虚しくも彼女の瞳には、そんな輝く星の光は無く、絶望の色によって染め上げられていた。
『希望』なんて無い。
『未来』なんて考えらんない。
『パートナー』なんて居ない。
『全て』どうでもいい、どうにでもなれ。
『家族』なんて居ないも同然。
『友達』は仮面を着けていて、
『親友』には、裏切られる。
『彼氏』は、その親友と浮気し、結婚して2人して私との縁を切った。
在るのは『絶望』。
残ったのは幸せだった頃の『過去』。
何も知らなかった頃の『過去』。
思い残すのは、
『神様は私を捨てたんだ』
という神に対しての恨み。
『全て』に裏切られ、絶望したその人物は走馬灯のように、今までに遭った自身の不幸を、ただただ振り返っていた。
〖もう、全て壊れてしまえば良いのに〗
しかし彼女には、この世を壊すまでの力も、変えるまでの勇気も、もう手のひらから滑り落ちていて欠片も残っていなかった。

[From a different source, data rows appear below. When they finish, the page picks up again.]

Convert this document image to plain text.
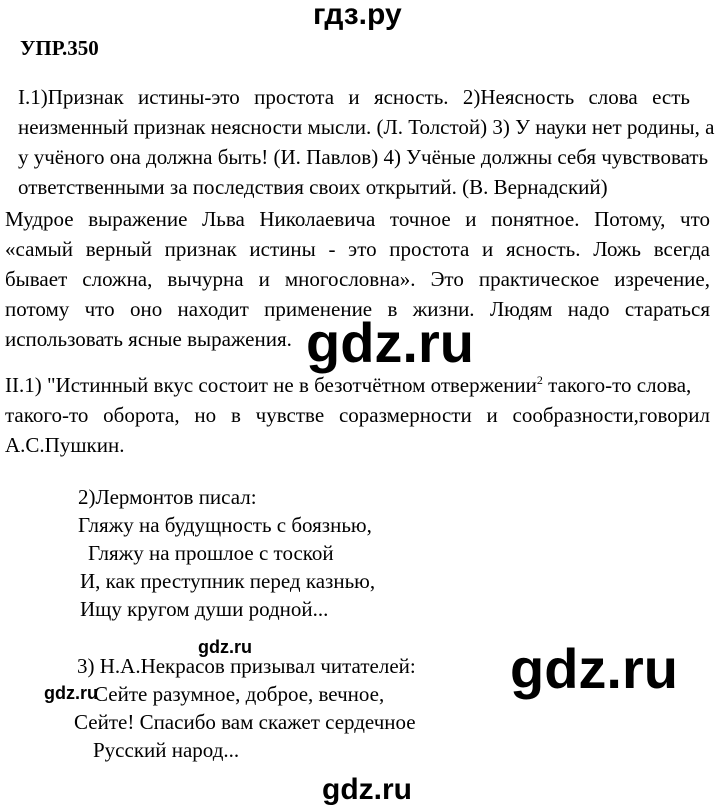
гдз.ру
gdz.ru
gdz.ru
gdz.ru	gdz.ru
gdz.ru
УПР.350
I.1)Признак истины-это простота и ясность. 2)Неясность слова есть
неизменный признак неясности мысли. (Л. Толстой) 3) У науки нет родины, а
у учёного она должна быть! (И. Павлов) 4) Учёные должны себя чувствовать
ответственными за последствия своих открытий. (В. Вернадский)
Мудрое выражение Льва Николаевича точное и понятное. Потому, что
«самый верный признак истины - это простота и ясность. Ложь всегда
бывает сложна, вычурна и многословна». Это практическое изречение,
потому что оно находит применение в жизни. Людям надо стараться
использовать ясные выражения.
II.1) "Истинный вкус состоит не в безотчётном отвержении$^2$ такого-то слова,
такого-то оборота, но в чувстве соразмерности и сообразности,говорил
А.С.Пушкин.
2)Лермонтов писал:
Гляжу на будущность с боязнью,
Гляжу на прошлое с тоской
И, как преступник перед казнью,
Ищу кругом души родной...
3) Н.А.Некрасов призывал читателей:
Сейте разумное, доброе, вечное,
Сейте! Спасибо вам скажет сердечное
Русский народ...
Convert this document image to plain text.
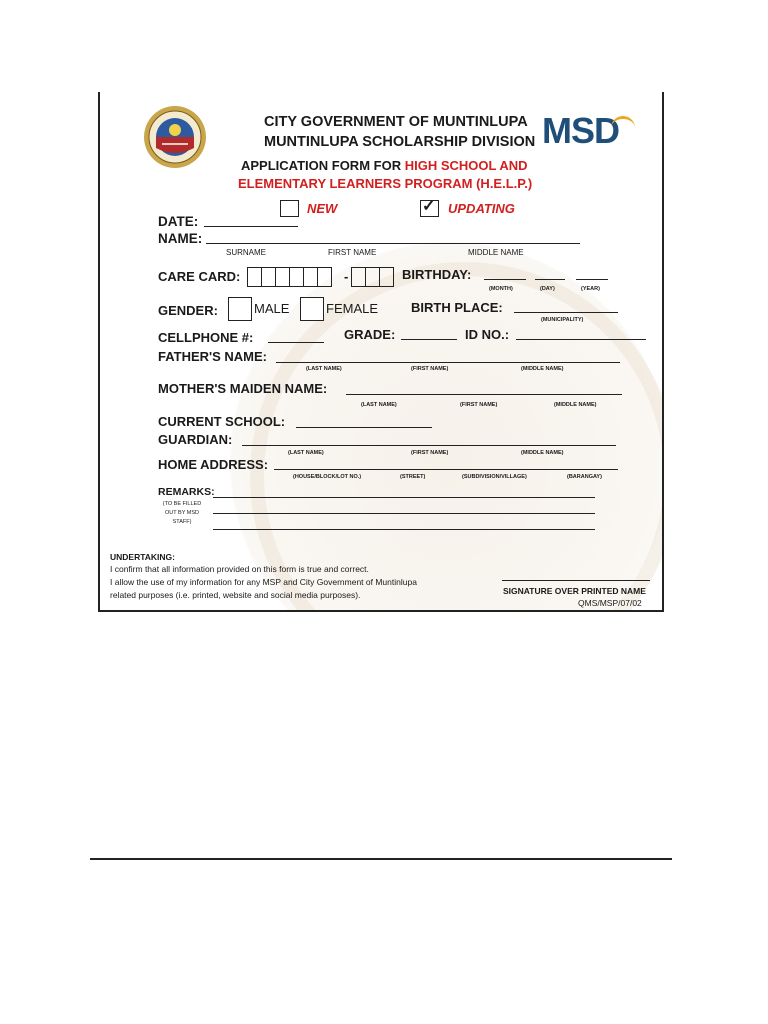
CITY GOVERNMENT OF MUNTINLUPA
MUNTINLUPA SCHOLARSHIP DIVISION
APPLICATION FORM FOR HIGH SCHOOL AND
ELEMENTARY LEARNERS PROGRAM (H.E.L.P.)
MSD
NEW	✓ UPDATING
DATE:
NAME:
SURNAME	FIRST NAME	MIDDLE NAME
CARE CARD:	-	BIRTHDAY:
(MONTH)	(DAY)	(YEAR)
GENDER:	MALE	FEMALE	BIRTH PLACE:
(MUNICIPALITY)
CELLPHONE #:	GRADE:	ID NO.:
FATHER'S NAME:
(LAST NAME)	(FIRST NAME)	(MIDDLE NAME)
MOTHER'S MAIDEN NAME:
(LAST NAME)	(FIRST NAME)	(MIDDLE NAME)
CURRENT SCHOOL:
GUARDIAN:
(LAST NAME)	(FIRST NAME)	(MIDDLE NAME)
HOME ADDRESS:
(HOUSE/BLOCK/LOT NO.)	(STREET)	(SUBDIVISION/VILLAGE)	(BARANGAY)
REMARKS:
(TO BE FILLED
OUT BY MSD
STAFF)
UNDERTAKING:
I confirm that all information provided on this form is true and correct.
I allow the use of my information for any MSP and City Government of Muntinlupa
related purposes (i.e. printed, website and social media purposes).	SIGNATURE OVER PRINTED NAME
QMS/MSP/07/02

〖それなら、自分がこの世界から去ってしまえば、もう苦しくない〗
それなら簡単だ。と、結論付け、女は目の前パラペット(手すり)を乗り越えて、あと数歩進めば落ちるまでの場所で立ち止まる。
本当にここで終わってしまって良いのか?
もう、楽になりたいんだ。
悲しむ人が居るんじゃないか?
母親とか。
母親なんて居ない。
居るのは、私を産んだ女だけだ。
そんな自問自答を、ひたすらに繰り返し、女はやっと決心した。
1歩前に進む。
目の前には、都市部特有の蛍光灯やLED、街灯。繁華街のネオン。
まるで、光の海だ。
これが、人生最後に見る光景なら文句はない。
そう最期に満足そうに、微笑んだ女は、もう1歩前に歩みを運ぶ。
そこには、足の踏み場は無く下には光の海が広がっていた。
艶など一切無い枝毛ばかりの髪を下からの風になびかせ、着古し色褪せた服で空気抵抗を受けながら……………。
その色褪せた服は、かつて彼女の彼氏が「可愛いね」と言ってくれた、綺麗な空色のワンピースだった。
そして───────。
女は、光の海へと落ちていった。
まるで、これからの全てを委ねるように───────。